Hicret etmenin önemi  

 

Zulüm görülen bir şehirden başka bir şehre veya başka bir ülkeye gitmek gerekir mi?

CEVAP

İmam-ı Rabbani hazretleri buyuruyor ki: (Hadis-i şerifte, (Yeryüzünü küfür ve kâfirlik kaplamadıkça, Mehdi gelmez) buyuruldu. Hz. Mehdi çıkmadan önce, küfür ve kâfirlik her yere yayılacaktır.

 

Peygamber efendimiz, ahir zamanda, müslümanların garip olacaklarını haber verip, (Fitne zamanında yapılan ibadet, [Mekke’den Medine’ye] benim yanıma hicret etmek gibidir) buyurmuştur. (Müslim)

 

Eshab-ı kehf, fitne zamanında, bir hicret yapmakla, yüksek dereceye kavuşmuşlardır.) [c.2, m.68]

Bir hadis-i şerifte, (Benden sonra fitneler, harpler, hicretler olur. O kadar yayılır ki fitnenin dokunmadığı müslüman kalmaz. Bu kötü durum, Mehdi çıkıncaya kadar devam eder) buyurulmuştur. (Ebu Nuaym)

 

Bid'at ve fısk çoğalan yerlerde oturmak dinen yasaktır. Dinini muhafaza için hicret eden kimse, Cennet ile müjdelenmiştir. Bir mahallede salih kalmayıp, fesat ve bid'at artınca, başka mahalleye veya başka şehre hicret etmek vacip olur. (Kenz-i mahfi)

 
Hicret etmesi gerekir

Dikta ile idare edilen yerde bulunan bir müslüman, zulüm ve işkence yüzünden, islamiyete uygun yaşaması, ibadetlerini yapabilmesi imkansız olur ise, zalimlere yine karşı gelmez, bir islam ülkesine, hicret eder.

 

İslam ülkesi yoksa veya hicret imkanı bulamazsa, insan haklarına, dine, ibadete saldırmayan herhangi bir demokratik ülkeye hicret eder.

 

Mekke’de kâfirler, müslümanlara zulüm ve işkence ediyor, hatta öldürüyorlardı. Bu zalimlerle çarpışmak için, Resulullahtan defalarca izin istendi, fakat kimseye izin verilmedi. Daha sonra zulümden kurtulamayacak olan kimselerin, hicretlerine izin verildi. Kimisi, Medine’ye, kimisi de kâfir ülkesi olan Habeşistan’a hicret etti.

 

Resulullah, (Ya Rabbi, eshabımın hicretlerini kolay gerçekleştir) diye dua etti. (Buhari)

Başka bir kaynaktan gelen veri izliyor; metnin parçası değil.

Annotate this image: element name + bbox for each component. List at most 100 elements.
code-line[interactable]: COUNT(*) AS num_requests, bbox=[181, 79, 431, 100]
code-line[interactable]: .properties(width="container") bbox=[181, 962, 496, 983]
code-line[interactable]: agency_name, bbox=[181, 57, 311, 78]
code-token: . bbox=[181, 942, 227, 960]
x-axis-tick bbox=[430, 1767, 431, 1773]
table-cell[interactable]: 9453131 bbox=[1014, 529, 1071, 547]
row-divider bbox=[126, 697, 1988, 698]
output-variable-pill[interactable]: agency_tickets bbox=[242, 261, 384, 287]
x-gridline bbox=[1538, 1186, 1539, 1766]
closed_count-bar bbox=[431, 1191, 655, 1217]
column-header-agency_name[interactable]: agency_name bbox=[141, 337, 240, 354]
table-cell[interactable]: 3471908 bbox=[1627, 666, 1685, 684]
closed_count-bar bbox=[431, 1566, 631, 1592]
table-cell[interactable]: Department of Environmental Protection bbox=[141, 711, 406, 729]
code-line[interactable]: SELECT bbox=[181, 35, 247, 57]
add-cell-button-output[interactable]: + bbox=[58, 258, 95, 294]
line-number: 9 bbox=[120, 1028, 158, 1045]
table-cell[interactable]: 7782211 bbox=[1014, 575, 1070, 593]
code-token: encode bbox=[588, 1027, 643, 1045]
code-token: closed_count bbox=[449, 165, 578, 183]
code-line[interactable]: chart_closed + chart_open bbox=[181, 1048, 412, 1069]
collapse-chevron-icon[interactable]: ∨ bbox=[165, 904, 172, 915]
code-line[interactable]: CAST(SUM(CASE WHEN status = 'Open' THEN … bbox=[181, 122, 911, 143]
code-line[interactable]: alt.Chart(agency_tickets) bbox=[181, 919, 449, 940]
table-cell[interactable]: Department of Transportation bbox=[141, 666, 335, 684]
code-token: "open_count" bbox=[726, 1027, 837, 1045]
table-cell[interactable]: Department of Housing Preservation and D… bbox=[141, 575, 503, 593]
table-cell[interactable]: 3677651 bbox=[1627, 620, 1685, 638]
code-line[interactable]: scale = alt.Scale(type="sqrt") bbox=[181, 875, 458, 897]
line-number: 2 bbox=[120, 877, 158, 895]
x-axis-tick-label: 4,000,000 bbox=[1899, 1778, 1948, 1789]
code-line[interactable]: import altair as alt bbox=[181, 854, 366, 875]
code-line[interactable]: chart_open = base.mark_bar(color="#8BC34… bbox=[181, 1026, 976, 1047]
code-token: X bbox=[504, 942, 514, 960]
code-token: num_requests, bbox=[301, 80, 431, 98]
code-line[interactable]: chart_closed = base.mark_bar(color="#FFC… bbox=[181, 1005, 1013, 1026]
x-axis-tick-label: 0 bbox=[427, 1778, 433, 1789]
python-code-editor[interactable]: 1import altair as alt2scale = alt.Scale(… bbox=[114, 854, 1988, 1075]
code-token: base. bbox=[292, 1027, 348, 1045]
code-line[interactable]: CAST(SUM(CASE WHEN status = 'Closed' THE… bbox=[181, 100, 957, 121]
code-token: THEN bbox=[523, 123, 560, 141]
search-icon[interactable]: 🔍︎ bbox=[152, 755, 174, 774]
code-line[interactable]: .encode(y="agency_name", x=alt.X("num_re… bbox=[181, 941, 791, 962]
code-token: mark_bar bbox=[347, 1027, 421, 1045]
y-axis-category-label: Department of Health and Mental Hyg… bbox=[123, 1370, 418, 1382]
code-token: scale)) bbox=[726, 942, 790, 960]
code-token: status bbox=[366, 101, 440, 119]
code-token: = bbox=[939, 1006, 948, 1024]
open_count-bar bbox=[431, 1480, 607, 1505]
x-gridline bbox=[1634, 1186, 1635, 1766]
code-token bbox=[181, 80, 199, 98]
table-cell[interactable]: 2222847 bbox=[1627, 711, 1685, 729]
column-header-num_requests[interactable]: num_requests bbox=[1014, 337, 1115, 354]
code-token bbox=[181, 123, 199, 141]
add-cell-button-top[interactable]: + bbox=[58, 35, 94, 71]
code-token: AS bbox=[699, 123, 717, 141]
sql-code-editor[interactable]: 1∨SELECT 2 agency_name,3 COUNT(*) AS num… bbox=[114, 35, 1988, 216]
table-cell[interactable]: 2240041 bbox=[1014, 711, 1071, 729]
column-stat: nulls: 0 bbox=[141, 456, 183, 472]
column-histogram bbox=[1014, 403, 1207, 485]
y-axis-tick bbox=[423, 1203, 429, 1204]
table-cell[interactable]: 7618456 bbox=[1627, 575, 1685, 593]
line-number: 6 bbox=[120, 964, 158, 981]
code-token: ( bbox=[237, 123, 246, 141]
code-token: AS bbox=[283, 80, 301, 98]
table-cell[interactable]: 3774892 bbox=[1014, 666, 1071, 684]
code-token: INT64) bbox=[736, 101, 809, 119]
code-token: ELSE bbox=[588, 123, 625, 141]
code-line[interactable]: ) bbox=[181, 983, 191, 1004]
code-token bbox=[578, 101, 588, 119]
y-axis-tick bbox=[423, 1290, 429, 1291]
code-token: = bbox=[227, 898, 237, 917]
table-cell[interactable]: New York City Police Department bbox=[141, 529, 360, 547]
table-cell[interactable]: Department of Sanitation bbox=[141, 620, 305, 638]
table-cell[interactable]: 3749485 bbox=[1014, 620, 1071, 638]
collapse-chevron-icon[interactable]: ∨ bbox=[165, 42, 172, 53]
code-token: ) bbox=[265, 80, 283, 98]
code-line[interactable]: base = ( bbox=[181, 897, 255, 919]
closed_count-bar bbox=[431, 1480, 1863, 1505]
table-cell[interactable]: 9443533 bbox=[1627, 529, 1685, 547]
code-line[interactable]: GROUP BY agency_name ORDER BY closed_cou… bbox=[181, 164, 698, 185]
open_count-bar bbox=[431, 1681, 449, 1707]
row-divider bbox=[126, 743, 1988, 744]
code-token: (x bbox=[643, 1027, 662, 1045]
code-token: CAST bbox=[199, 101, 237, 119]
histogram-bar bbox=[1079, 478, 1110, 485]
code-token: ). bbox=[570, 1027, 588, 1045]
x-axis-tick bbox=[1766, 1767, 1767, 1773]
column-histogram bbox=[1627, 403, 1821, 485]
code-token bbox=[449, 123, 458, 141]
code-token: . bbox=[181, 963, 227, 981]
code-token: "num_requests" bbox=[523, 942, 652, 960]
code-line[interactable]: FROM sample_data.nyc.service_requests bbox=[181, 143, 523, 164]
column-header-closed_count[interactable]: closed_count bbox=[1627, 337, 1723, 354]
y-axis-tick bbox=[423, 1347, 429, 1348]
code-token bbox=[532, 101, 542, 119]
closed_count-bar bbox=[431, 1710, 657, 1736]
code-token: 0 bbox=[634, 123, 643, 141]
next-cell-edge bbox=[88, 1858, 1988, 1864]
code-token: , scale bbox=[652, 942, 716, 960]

Hz. Osman muhterem hanımı Hz. Rukayye ile Habeşistana hicret ederken de, (Peygamberlerden hanımı ile birlikte ilk hicret eden Lut aleyhisselam idi. Eshabımdan hanımı ile ilk hicret eden de, Osmandır. Allahü teâlâ, onların, sahipleri, yardımcıları olsun) diye duada bulunmuştu. [Delail-ün-nübüvve]

 

Kur'an-ı kerimde, hicret ile ilgili âyet-i kerimelerden bir kısmının mealleri şöyledir:

(Allah yolunda hicret eden kimse, yeryüzünde çok bereketli yer ve genişlik bulur. Allah ve Resulü uğrunda, [onların rızasını kazanmak için, onların emirleri ile] hicret ederek evinden çıkan kimseye, ölüm gelirse, artık onu [bol bol] mükafatlandırmak da Allah’a düşer.) [Nisa 100]

 

(İman edip de Allah yolunda hicret eden ve savaşan, [hicret edenleri] barındırıp yardım eden kimseler, gerçek müminlerdir.) [Enfal 74]

 

(İnanan, hicret eden ve Allah yolunda mal ve canları ile cihat eden kimselerin dereceleri, Allah katında çok büyüktür.) [Tevbe 20]

 

(Eziyet görüp hicret eden ve sabredip cihad edenin yardımcısı Rabbindir.) [Nahl 110]

 

([Müslümanlığı ilk önce kabul edip Mekke’den Medine’ye] hicret eden [Eshab-ı kiramdan] ve onlara yardım eden Ensardan ve iyilikte onların izinden giden kimselerden, Allah razıdır. Hepsi de Cennetliktir.) [Tevbe 100]

 

(İnanmış kadınlar hicret edip size gelince, onları deneyin, imanlı iseler, inkârcılara geri göndermeyin! Bu kadınların inkârcılarla evli kalmaları helal değildir.) [Mümtehine 10]

 

Kur'an-ı kerimde, zulme uğrayıp Allah yolunda hicret eden kimselere, büyük mükâfat verileceği bildirilmektedir. (Nahl 41)

 

Hadis-i şeriflerde de buyuruluyor ki:

(Zalimin zulmünü değiştiremeyen, oradan hicret etmelidir.) [F.Bilgiler]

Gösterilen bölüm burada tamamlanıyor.